Wednesday, May 25, 2011

We are June 5th Cousins Reading Series.

Big thanks to TBWCYL, Inc. favorite and This Zine Will Change Your Life contributor William Walsh and the whole crew at the Cousins Reading Series for inviting TBWCYL, Inc. spokesperson Ben Tanzer to read on June 5th as part of the super fine Cousins Reading Series at Abe's Bar in Providence, RI. The line-up is stellar, there is mass excitement and we even have some Cousins interview action which we think you will enjoy and have excerpted here.

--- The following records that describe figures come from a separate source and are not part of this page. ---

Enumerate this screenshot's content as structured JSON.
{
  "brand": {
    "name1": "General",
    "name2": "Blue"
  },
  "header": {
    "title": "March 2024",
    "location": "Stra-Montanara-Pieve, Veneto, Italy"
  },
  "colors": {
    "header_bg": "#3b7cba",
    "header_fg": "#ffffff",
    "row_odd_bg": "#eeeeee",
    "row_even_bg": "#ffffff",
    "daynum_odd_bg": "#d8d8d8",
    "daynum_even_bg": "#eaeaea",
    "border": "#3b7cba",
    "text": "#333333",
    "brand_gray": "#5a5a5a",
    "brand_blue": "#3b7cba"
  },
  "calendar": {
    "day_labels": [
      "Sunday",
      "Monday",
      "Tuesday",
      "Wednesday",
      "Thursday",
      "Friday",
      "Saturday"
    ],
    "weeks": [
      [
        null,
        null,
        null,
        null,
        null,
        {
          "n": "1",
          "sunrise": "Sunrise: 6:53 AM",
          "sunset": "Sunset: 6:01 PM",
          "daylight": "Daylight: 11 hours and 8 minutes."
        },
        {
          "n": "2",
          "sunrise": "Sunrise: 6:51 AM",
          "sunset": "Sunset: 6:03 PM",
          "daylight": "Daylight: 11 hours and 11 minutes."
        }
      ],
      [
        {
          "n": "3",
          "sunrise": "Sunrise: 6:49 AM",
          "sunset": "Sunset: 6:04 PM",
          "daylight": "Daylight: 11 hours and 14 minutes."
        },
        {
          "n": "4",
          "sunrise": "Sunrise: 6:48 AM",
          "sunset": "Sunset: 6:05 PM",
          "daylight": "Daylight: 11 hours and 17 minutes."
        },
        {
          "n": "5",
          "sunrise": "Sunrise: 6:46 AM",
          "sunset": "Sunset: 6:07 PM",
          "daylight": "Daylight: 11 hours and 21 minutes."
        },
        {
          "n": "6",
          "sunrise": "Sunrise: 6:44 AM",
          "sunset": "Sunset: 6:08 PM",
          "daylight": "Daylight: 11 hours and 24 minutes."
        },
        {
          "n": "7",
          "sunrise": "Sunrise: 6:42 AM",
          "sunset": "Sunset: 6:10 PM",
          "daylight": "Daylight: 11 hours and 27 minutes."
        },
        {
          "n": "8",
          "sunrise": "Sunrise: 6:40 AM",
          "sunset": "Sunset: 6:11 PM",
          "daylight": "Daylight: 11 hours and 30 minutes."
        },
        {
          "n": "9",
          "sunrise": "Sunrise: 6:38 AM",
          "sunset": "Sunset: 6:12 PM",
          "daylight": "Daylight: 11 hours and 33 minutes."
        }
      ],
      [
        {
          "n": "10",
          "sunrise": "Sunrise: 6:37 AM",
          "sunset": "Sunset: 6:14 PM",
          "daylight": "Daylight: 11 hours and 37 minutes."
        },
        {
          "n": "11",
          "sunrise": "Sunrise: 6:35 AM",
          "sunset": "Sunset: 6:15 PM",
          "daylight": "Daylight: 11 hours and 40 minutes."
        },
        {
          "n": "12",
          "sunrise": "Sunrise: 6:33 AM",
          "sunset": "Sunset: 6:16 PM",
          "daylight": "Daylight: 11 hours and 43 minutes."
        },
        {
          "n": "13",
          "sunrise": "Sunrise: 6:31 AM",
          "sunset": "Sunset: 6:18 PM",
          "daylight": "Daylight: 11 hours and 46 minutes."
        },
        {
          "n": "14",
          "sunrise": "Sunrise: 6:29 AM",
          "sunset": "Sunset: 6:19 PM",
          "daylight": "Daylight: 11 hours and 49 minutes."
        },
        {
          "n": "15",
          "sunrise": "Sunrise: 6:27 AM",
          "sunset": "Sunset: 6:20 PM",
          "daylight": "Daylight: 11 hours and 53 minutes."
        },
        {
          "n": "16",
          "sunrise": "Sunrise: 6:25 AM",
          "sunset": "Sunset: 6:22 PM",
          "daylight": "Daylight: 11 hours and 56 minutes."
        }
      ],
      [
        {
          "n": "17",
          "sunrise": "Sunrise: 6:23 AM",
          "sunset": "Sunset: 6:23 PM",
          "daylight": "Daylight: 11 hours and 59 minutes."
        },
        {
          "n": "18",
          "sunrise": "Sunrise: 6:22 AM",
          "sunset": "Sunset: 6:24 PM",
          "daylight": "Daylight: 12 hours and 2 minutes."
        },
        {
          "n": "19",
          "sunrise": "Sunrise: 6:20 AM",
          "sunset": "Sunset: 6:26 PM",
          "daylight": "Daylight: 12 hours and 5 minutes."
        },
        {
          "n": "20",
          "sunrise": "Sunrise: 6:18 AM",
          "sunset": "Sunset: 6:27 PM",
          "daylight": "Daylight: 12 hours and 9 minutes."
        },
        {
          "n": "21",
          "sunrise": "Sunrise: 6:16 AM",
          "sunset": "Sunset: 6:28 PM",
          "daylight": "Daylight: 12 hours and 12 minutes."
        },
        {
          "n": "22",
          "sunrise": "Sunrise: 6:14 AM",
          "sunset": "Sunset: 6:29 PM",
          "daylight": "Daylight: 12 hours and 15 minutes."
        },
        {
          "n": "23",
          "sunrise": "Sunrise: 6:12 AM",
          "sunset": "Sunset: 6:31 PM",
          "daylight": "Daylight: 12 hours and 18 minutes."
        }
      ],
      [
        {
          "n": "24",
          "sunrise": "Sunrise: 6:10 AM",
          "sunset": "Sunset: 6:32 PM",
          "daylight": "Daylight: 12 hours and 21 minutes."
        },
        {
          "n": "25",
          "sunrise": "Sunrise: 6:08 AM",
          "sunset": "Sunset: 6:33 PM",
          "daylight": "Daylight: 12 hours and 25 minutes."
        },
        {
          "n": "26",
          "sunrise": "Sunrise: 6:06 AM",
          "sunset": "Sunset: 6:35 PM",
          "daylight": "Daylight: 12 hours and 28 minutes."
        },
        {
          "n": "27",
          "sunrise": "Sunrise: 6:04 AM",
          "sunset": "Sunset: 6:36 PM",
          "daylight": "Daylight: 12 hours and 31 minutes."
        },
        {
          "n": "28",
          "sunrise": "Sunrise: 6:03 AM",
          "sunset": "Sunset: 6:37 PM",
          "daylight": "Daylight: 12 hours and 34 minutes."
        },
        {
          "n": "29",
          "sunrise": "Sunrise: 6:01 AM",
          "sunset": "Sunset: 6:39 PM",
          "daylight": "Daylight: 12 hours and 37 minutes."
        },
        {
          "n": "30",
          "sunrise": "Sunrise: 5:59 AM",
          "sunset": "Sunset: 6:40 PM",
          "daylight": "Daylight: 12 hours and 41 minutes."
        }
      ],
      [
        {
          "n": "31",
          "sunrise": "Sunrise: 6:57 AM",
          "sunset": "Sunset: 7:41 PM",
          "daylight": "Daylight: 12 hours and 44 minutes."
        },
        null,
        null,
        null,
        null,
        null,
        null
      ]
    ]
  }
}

Can you name one person—living or dead, famous or unknown—who is unassailable? If so, who and why?

Laura Cherry
: I don't think anyone is unassailable, really, but nonetheless I'll pick Leonard Cohen for his humility and passion and kickass lyrics.

Susan Scarlata
: My Italian grandfather, my father’s father, comes to mind. He largely raised himself on the streets of Pittsburgh, where I am from, and worked many odd, liminally-legal “jobs,” which I am sure were as often about being scammed as doing the scamming himself. But in my own memory of him, when he was in his late seventies and eighties, when approached with anything he would rather not engage with he feigned bad hearing. His ability to hear lessened when he was attacked or even questioned, but this was clearly not due to infirmity or a weakened mind. Instead, he was sternly refusing to hear –looking up at the ceiling as if nothing had been said. Watching my grandfather as a ten-year old it was not that he, like a politician, would give you the answer he thought you wanted to hear, if he did not like it he just didn’t entertain that a question or comment had appeared at all. Re-reading this, I realize that on a macro level I could be describing China’s Communist party, which living in Hong Kong, I have had glimpses of so far, but seems to be also, largely unassailable.

Michael Stewart
: The only unassailable people, I imagine, are the imagined ones. Holmes' deductive magic in Doyle's clockwork London; Daisy dressed in Fitzgerald's svelte, flattering sentences, money in her voice; Colette's Claudine; etc.

Ben Tanzer: I am very tempted to say William Walsh, though not entirely because of the potential brownie points and book sales, okay, mostly because of that, and I feel fairly obligated to say Nelson Mandela, because I suppose there isn't a better candidate, anywhere, but the first name that came to mind when I read this was Luke Skywalker, who didn't cross over to the dark side despite every opportunity to do so, which is pretty cool I think, and then maybe Johnny Cash, who sort of did cross over, but arguably made it work for him, which was also pretty cool.